Less practically, I would object to any definition of democracy in which North Korea can call itself one and not be trivially refuted.
I think “mandate that insurance companies cover preconditions” is a concrete policy item, and “I won’t make backroom deals” isn’t really a concrete policy item. I get what you’re saying—sometimes multiple policies that are all popular contradict each other, but I don’t think this is sufficient to explain the gap between the public’s desires and the government’s actions.
As I recall, they had methodology and data collection methods outlined. I could be misremembering.
Yes, to the specific system of government that are representative democracies like the United States. Most people consider systems that aren’t direct democracy but representative democracies as democracies.
You try to argue that a system like the United States that most people would consider to be a democracy isn’t.
What the people want is cheaper goods and a better economy. Representative democracy allows delegating the task of finding the best policies to achieve that outcome to elected politicians. It’s not a system designed around asking people directly for the policies they want implemented.
When speaking about democracies we are talking about whether peoples interests are represented. I think it’s quite easy to argue that in North Korea people’s interests aren’t represented well quite independent from polling North Korea’s population about what policy preferences they have and comparing them to what policies get implemented.
If you ask the average North Korean whether different companies should be able to pay their employees different wages, I think there’s a good chance that the average North Korean would not say that it’s important for them to be able to do so and might say it’s fair for every worker to get the same wage. On the other, hand the fact that wages allow market dynamics to happen that make the economy work and thus is in the interest of the average North Korean is also clear.
You are speaking about that in the abstract, not about the two as measured by the a given study. A given study can very well measure them in ways that come to strange conclusions. The fact that the study isn’t able to explain much of the government actions is an indication that it’s not good at it modeling the dynamic.
In the age of LLMs, the effort to go to look for an article one has forgotten isn’t that high as it was a few years ago.
That’s probably a fairly common view, and I don’t quite disagree, but it seems somewhat naive or in the whole “governments and democratic institutions act in the public interest” camp of poli-sci.

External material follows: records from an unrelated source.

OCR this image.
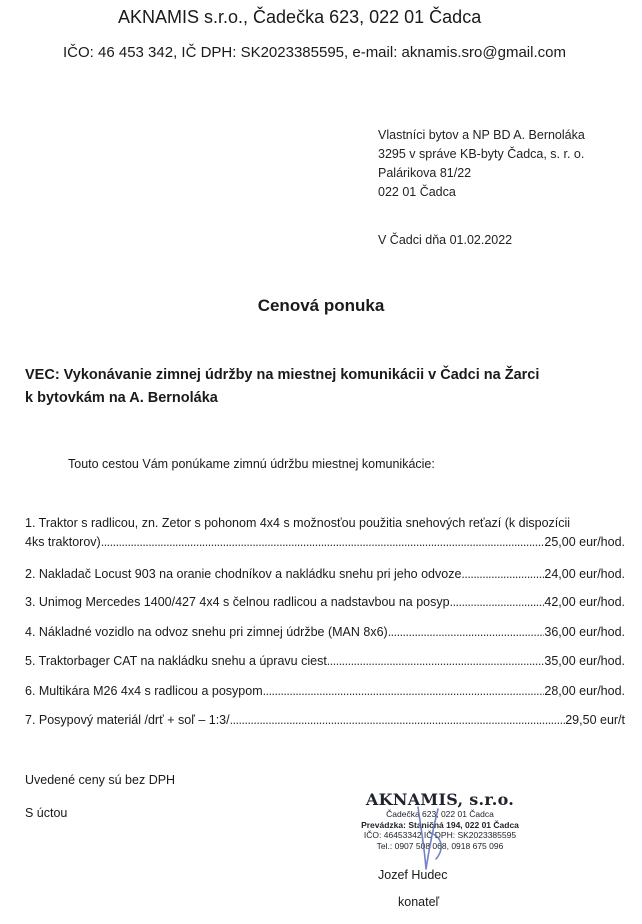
AKNAMIS s.r.o., Čadečka 623, 022 01 Čadca
IČO: 46 453 342, IČ DPH: SK2023385595, e-mail: aknamis.sro@gmail.com
Vlastníci bytov a NP BD A. Bernoláka
3295 v správe KB-byty Čadca, s. r. o.
Palárikova 81/22
022 01 Čadca
V Čadci dňa 01.02.2022
Cenová ponuka
VEC: Vykonávanie zimnej údržby na miestnej komunikácii v Čadci na Žarci
k bytovkám na A. Bernoláka
Touto cestou Vám ponúkame zimnú údržbu miestnej komunikácie:
1. Traktor s radlicou, zn. Zetor s pohonom 4x4 s možnosťou použitia snehových reťazí (k dispozícii
4ks traktorov) .....	25,00 eur/hod.
2. Nakladač Locust 903 na oranie chodníkov a nakládku snehu pri jeho odvoze .....	24,00 eur/hod.
3. Unimog Mercedes 1400/427 4x4 s čelnou radlicou a nadstavbou na posyp .....	42,00 eur/hod.
4. Nákladné vozidlo na odvoz snehu pri zimnej údržbe (MAN 8x6) .....	36,00 eur/hod.
5. Traktorbager CAT na nakládku snehu a úpravu ciest .....	35,00 eur/hod.
6. Multikára M26 4x4 s radlicou a posypom .....	28,00 eur/hod.
7. Posypový materiál /drť + soľ – 1:3/ .....	29,50 eur/t
Uvedené ceny sú bez DPH
S úctou
AKNAMIS, s.r.o.
Čadečka 623, 022 01 Čadca
Prevádzka: Staničná 194, 022 01 Čadca
IČO: 46453342 IČ DPH: SK2023385595
Tel.: 0907 508 068, 0918 675 096
Jozef Hudec
konateľ
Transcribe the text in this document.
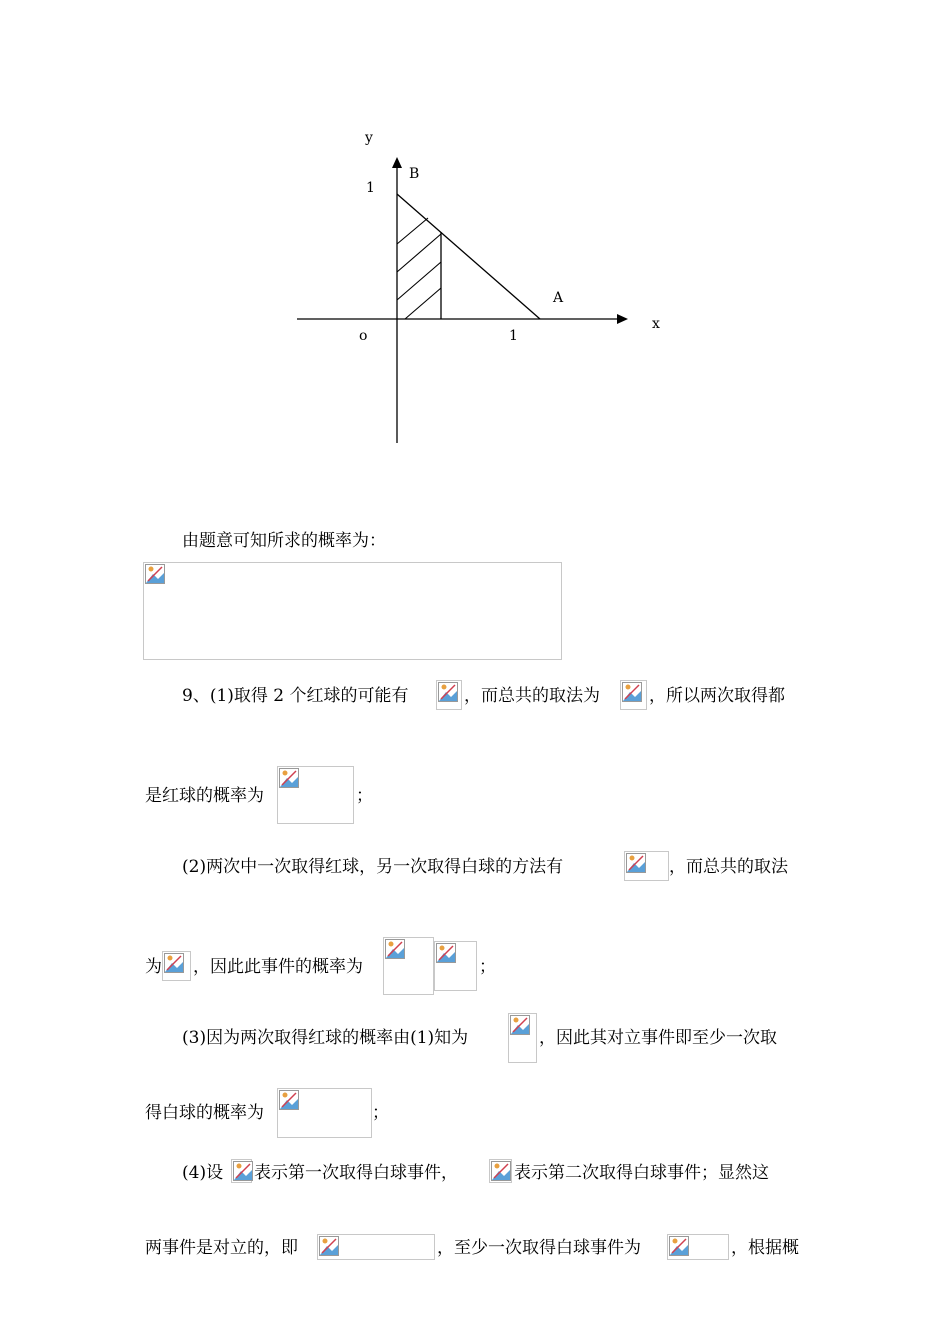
y
1
B
A
x
o	1
由题意可知所求的概率为：
9、(1)取得 2 个红球的可能有	，而总共的取法为	，所以两次取得都
是红球的概率为	；
(2)两次中一次取得红球，另一次取得白球的方法有	，而总共的取法
为 ，因此此事件的概率为	；
(3)因为两次取得红球的概率由(1)知为	，因此其对立事件即至少一次取
得白球的概率为	；
(4)设 表示第一次取得白球事件，	表示第二次取得白球事件；显然这
两事件是对立的，即	，至少一次取得白球事件为	，根据概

While perhaps a bit difficult to fully separate from the suggested purpose, I do see democracy very much as a way of managing factional conflict view some more peaceful social mechanism that just brute force, winners get their way. Pure democracy might be similar but I think Constitutional type democracies do try to provide some base protection for the “loosing” side(s) while still promoting discussion and compromise over simple force.
Not sure how much that might shift the views and interpretations in this discussion but seems that if we start from a potentially partial or incorrect premise we’ll not find the conclusions that fruitful or insightful.